Following rumors that it had dropped out of the race for vaccine maker Shantha Biotechnics, Sanofi-Aventis announced that it will pay €550 million ($784 million) for the Indian company. Sanofi's vaccine division Sanofi-Pasteur, will acquire ShanH, French subsidiary of Merieux Alliance, which holds a majority stake in Hyderabad-based Shantha.
Shantha Biotech develops, manufactures and markets a recombinant human healthcare product in India. It's also developing generic biologicals, therapeutic antibodies, proteins and vaccines in the fields of oncology, infectious diseases and platform technologies. Sales of the company's products are expected to total $90 million this year.

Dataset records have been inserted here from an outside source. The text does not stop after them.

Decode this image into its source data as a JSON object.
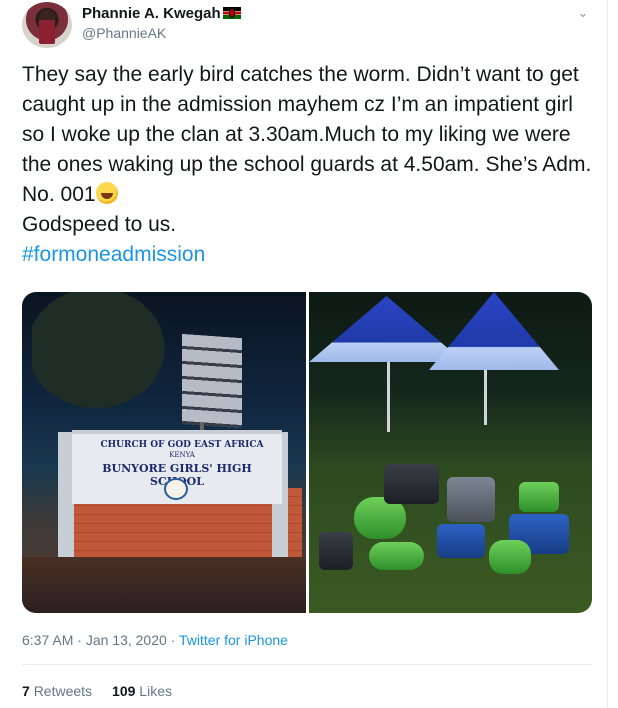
{
  "user": {
    "display_name": "Phannie A. Kwegah",
    "handle": "@PhannieAK",
    "flag_icon": "kenya-flag-icon"
  },
  "tweet": {
    "text": "They say the early bird catches the worm. Didn’t want to get caught up in the admission mayhem cz I’m an impatient girl so I woke up the clan at 3.30am.Much to my liking we were the ones waking up the school guards at 4.50am. She’s Adm. No. 001",
    "emoji": "rolling-on-floor-laughing-emoji",
    "text_after": "Godspeed to us.",
    "hashtag": "#formoneadmission"
  },
  "photos": {
    "left": {
      "sign_line1": "CHURCH OF GOD EAST AFRICA",
      "sign_line2": "KENYA",
      "sign_line3": "BUNYORE GIRLS' HIGH SCHOOL"
    }
  },
  "meta": {
    "time": "6:37 AM",
    "separator": " · ",
    "date": "Jan 13, 2020",
    "source": "Twitter for iPhone"
  },
  "stats": {
    "retweets_count": "7",
    "retweets_label": "Retweets",
    "likes_count": "109",
    "likes_label": "Likes"
  },
  "colors": {
    "link": "#1b95e0",
    "secondary_text": "#657786",
    "primary_text": "#14171a"
  }
}
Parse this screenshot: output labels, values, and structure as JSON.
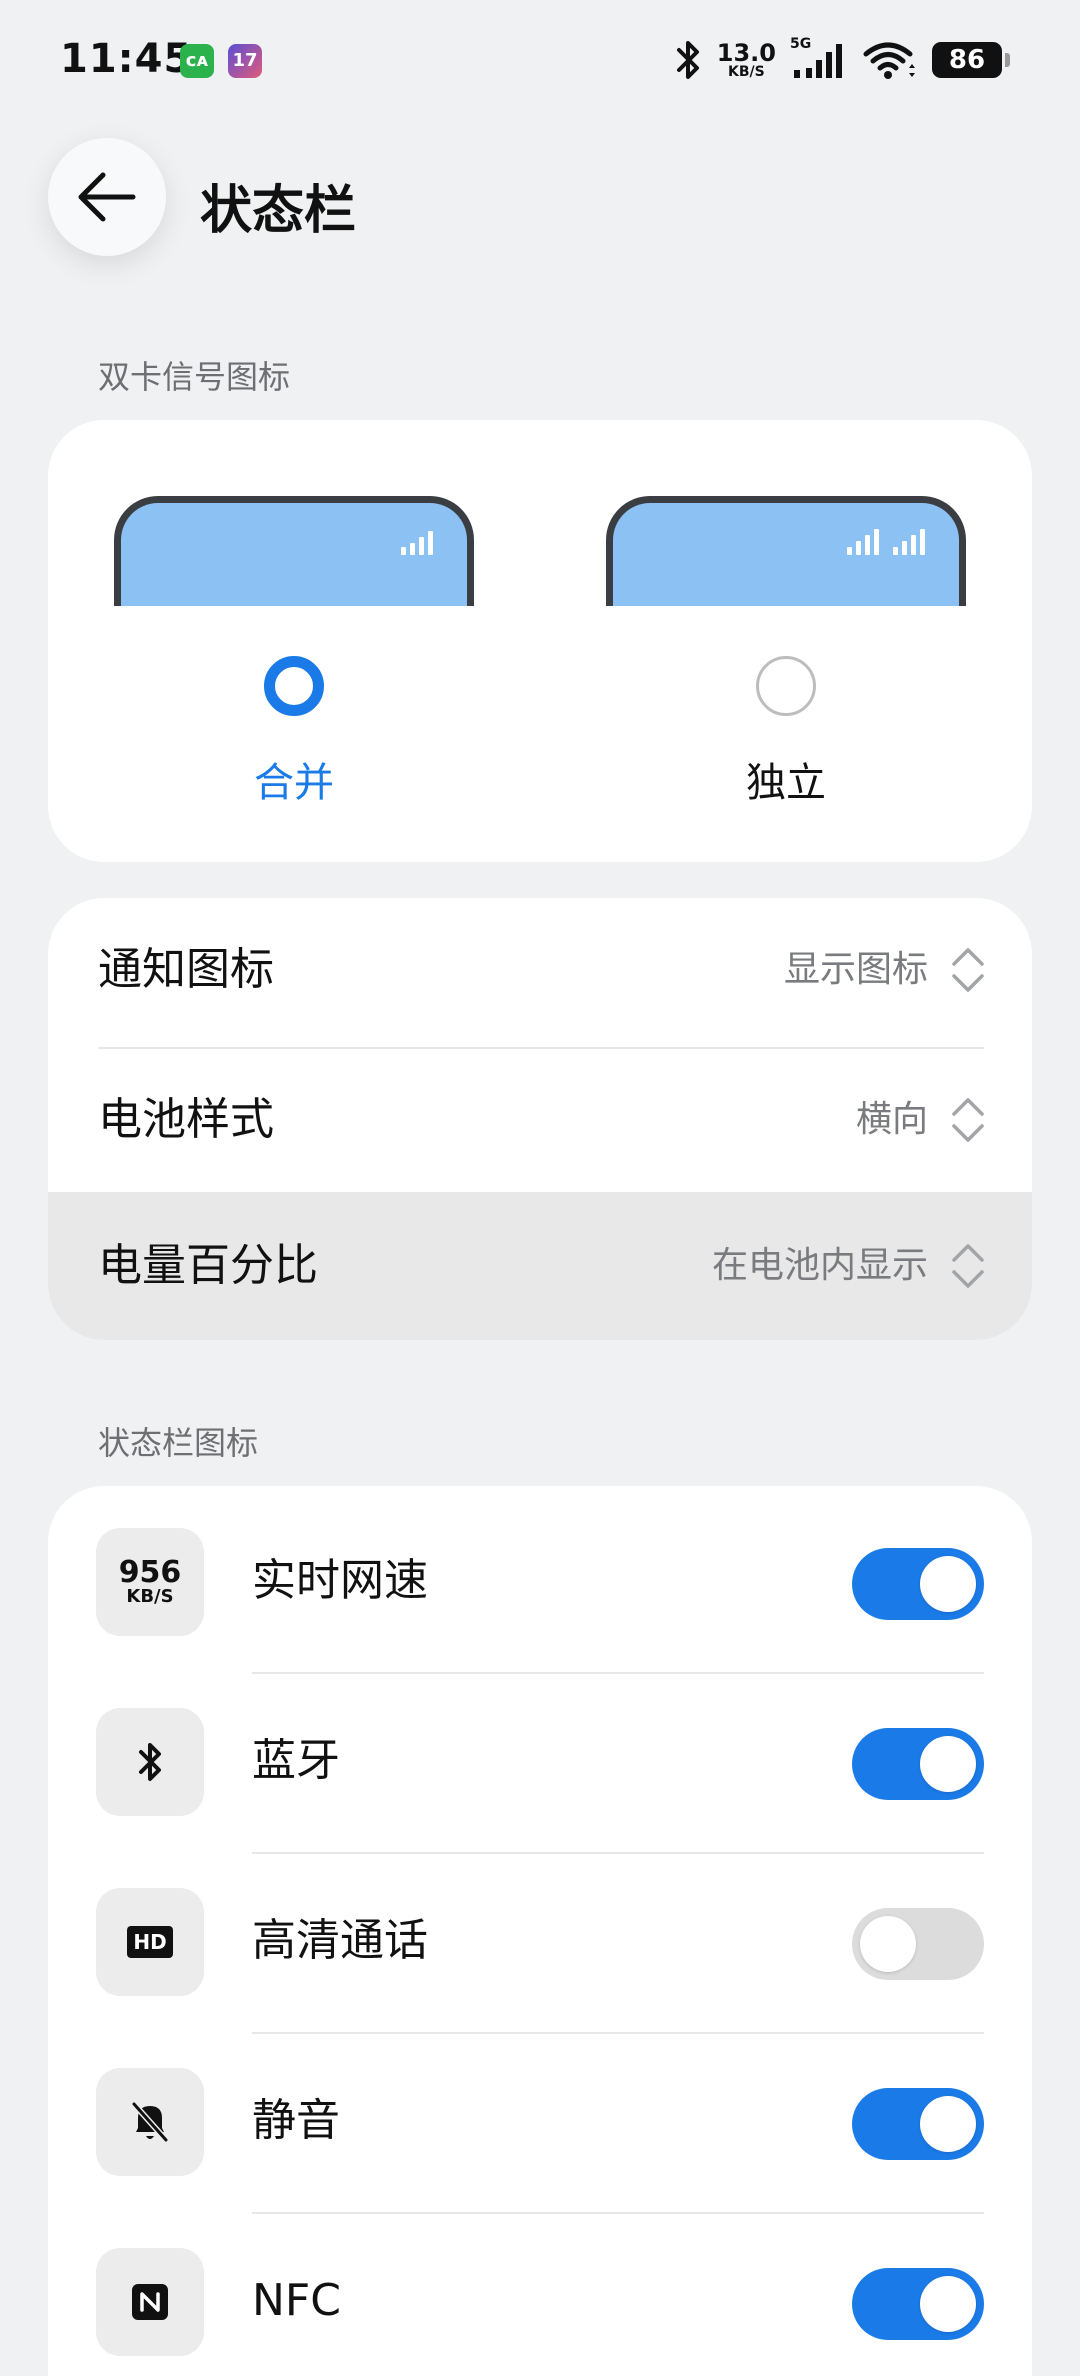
{
  "status_bar": {
    "time": "11:45",
    "net_speed_value": "13.0",
    "net_speed_unit": "KB/S",
    "network_type": "5G",
    "battery": "86"
  },
  "header": {
    "back_icon": "arrow-left-icon",
    "title": "状态栏"
  },
  "dual_sim": {
    "section_label": "双卡信号图标",
    "options": [
      {
        "label": "合并",
        "selected": true
      },
      {
        "label": "独立",
        "selected": false
      }
    ]
  },
  "display_settings": [
    {
      "label": "通知图标",
      "value": "显示图标"
    },
    {
      "label": "电池样式",
      "value": "横向"
    },
    {
      "label": "电量百分比",
      "value": "在电池内显示"
    }
  ],
  "status_icons": {
    "section_label": "状态栏图标",
    "items": [
      {
        "label": "实时网速",
        "icon": "net-speed-icon",
        "icon_value": "956",
        "icon_unit": "KB/S",
        "enabled": true
      },
      {
        "label": "蓝牙",
        "icon": "bluetooth-icon",
        "enabled": true
      },
      {
        "label": "高清通话",
        "icon": "hd-call-icon",
        "icon_text": "HD",
        "enabled": false
      },
      {
        "label": "静音",
        "icon": "mute-bell-icon",
        "enabled": true
      },
      {
        "label": "NFC",
        "icon": "nfc-icon",
        "enabled": true
      }
    ]
  },
  "colors": {
    "accent": "#1a7be8",
    "background": "#eff1f3",
    "card": "#ffffff",
    "secondary_text": "#7a7b7e"
  }
}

As Bloomberg notes, this buyout is part of CEO Chris Viehbacher's strategy to aggressively grow Sanofi's vaccine business. He has inked four vaccine deals--three in emerging markets--since he became the company's CEO last year. These include a deal for Mexico's generic maker Laboratorios Kendrick, Brazilian generic drug company Medley, and California's BioPar Sciences.

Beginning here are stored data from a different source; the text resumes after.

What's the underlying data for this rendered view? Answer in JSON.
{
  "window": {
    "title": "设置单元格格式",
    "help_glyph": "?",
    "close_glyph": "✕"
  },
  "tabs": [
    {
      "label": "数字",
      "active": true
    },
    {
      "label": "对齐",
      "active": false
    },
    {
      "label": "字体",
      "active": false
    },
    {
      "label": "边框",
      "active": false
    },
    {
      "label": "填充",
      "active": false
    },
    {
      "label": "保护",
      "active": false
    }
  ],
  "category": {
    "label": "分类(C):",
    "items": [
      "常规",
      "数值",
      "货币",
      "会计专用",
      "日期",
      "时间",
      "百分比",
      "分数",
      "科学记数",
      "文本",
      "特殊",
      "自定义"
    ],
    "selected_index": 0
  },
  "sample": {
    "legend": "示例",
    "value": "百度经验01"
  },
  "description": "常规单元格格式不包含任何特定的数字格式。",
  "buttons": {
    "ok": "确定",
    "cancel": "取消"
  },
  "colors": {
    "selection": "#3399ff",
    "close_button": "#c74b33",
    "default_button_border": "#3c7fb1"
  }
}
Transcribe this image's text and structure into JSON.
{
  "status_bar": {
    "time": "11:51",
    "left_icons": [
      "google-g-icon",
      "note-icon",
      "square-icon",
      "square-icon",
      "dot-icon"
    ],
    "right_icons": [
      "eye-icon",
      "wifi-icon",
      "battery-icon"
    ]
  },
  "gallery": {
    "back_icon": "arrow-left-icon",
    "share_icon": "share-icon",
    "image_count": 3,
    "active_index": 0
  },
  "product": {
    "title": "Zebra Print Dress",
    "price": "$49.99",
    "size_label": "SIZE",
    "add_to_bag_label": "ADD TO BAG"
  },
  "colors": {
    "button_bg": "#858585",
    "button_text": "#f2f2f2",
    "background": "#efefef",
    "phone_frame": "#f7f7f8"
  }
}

"Shantha provides Sanofi Pasteur with a portfolio of new vaccines in development which complement Sanofi Pasteur's current vaccines, positioning the company to accelerate its growth in strategically important emerging markets," said Viehbacher in a statement, "The state-of-the-art manufacturing facilities allow Sanofi Pasteur to gain high quality capacity in order to enable us to provide important vaccines at affordable prices to many people around the world." GSK was also said to have considered a bid for Shantha.